NEW YORK: Longtime Goldman Sachs chief executive Lloyd Blankfein is in talks to retire and has been contributing to the bank’s choice of a successor, the Wall Street Journal reported Friday.
Citing people familiar with the matter, the newspaper said Blankfein, who has led the storied investment bank since 2006, “is firmly in control of his exit” and that the timing was fluid.
The company is considering the bank’s two co-presidents Harvey Schwartz and David Solomon for the top spot. Blankfein briefed fellow board members on both candidates at a February meeting but did not signal a preference.
News of Blankfein’s impending departure has stoked speculation he could be succeeded by former Goldman president Gary Cohn, who stepped down this week from the Trump administration amid a dispute over trade policy.

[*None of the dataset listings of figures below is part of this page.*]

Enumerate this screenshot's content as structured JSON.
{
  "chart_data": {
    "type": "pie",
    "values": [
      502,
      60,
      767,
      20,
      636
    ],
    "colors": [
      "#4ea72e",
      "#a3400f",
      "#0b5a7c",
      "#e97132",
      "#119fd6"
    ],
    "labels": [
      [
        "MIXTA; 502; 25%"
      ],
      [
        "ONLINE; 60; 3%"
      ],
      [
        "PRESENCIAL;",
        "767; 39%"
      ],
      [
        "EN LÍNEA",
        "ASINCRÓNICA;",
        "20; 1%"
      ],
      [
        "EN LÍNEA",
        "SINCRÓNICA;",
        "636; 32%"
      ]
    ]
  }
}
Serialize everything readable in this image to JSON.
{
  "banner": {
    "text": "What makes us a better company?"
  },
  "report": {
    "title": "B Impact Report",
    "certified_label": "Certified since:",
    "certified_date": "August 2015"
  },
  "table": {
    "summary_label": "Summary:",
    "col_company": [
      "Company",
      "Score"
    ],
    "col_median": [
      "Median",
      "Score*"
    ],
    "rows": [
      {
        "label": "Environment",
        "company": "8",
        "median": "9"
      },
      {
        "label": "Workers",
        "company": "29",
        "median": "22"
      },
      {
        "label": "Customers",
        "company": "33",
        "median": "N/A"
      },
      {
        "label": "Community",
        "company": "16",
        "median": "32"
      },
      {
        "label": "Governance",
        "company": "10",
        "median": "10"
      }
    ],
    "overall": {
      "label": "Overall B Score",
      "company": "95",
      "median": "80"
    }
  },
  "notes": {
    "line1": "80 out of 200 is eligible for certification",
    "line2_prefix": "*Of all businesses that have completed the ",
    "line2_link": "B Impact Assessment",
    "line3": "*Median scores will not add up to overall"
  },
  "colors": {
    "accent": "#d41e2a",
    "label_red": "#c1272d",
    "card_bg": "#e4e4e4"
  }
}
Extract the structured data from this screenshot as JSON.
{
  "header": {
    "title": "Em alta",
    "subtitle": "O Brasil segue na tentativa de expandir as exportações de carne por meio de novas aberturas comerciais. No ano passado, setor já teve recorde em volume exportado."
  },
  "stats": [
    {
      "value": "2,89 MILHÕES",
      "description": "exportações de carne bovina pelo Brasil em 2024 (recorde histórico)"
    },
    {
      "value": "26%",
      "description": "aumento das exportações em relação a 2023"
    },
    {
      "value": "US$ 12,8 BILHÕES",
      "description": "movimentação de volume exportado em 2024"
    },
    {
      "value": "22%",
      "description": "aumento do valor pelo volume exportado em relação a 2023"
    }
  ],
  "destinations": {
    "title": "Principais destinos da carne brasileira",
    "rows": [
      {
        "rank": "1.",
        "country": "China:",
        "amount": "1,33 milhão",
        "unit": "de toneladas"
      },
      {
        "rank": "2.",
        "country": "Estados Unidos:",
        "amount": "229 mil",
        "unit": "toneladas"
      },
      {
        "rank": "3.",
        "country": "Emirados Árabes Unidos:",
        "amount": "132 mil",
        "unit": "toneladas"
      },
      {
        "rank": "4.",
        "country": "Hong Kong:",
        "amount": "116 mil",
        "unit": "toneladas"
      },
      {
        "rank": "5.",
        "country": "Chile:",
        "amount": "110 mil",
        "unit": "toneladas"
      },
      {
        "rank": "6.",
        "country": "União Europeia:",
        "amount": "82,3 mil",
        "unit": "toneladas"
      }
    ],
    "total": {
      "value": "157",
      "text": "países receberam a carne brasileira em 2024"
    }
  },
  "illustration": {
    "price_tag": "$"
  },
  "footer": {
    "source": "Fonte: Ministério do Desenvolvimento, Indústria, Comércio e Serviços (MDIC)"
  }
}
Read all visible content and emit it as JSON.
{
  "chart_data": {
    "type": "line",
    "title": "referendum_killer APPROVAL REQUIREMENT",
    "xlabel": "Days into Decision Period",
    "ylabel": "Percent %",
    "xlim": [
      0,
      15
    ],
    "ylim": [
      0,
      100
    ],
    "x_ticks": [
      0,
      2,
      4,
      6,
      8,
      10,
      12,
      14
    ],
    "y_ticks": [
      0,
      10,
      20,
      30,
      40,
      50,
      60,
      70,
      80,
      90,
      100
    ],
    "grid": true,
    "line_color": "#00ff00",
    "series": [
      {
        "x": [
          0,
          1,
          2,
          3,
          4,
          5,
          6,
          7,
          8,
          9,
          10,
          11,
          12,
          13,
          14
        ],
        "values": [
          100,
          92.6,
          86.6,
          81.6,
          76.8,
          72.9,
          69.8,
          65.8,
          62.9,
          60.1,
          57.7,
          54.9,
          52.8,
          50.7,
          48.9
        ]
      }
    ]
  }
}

Though still a powerhouse, Goldman Sachs has taken some hits to its financial performance over the last couple of years ago, with low market volatility hitting crucial trading revenue streams.
That has partly been offset by gains in an online consumer lending aimed at the general public in a departure from its history as an elite investment bank.
Goldman reported a rare loss in the fourth quarter of $2.1 billion due to the hit from one-time charges connected to US tax reforms.
Shares of Goldman Sachs were up 1.4 per cent at $269.95 in afternoon trading.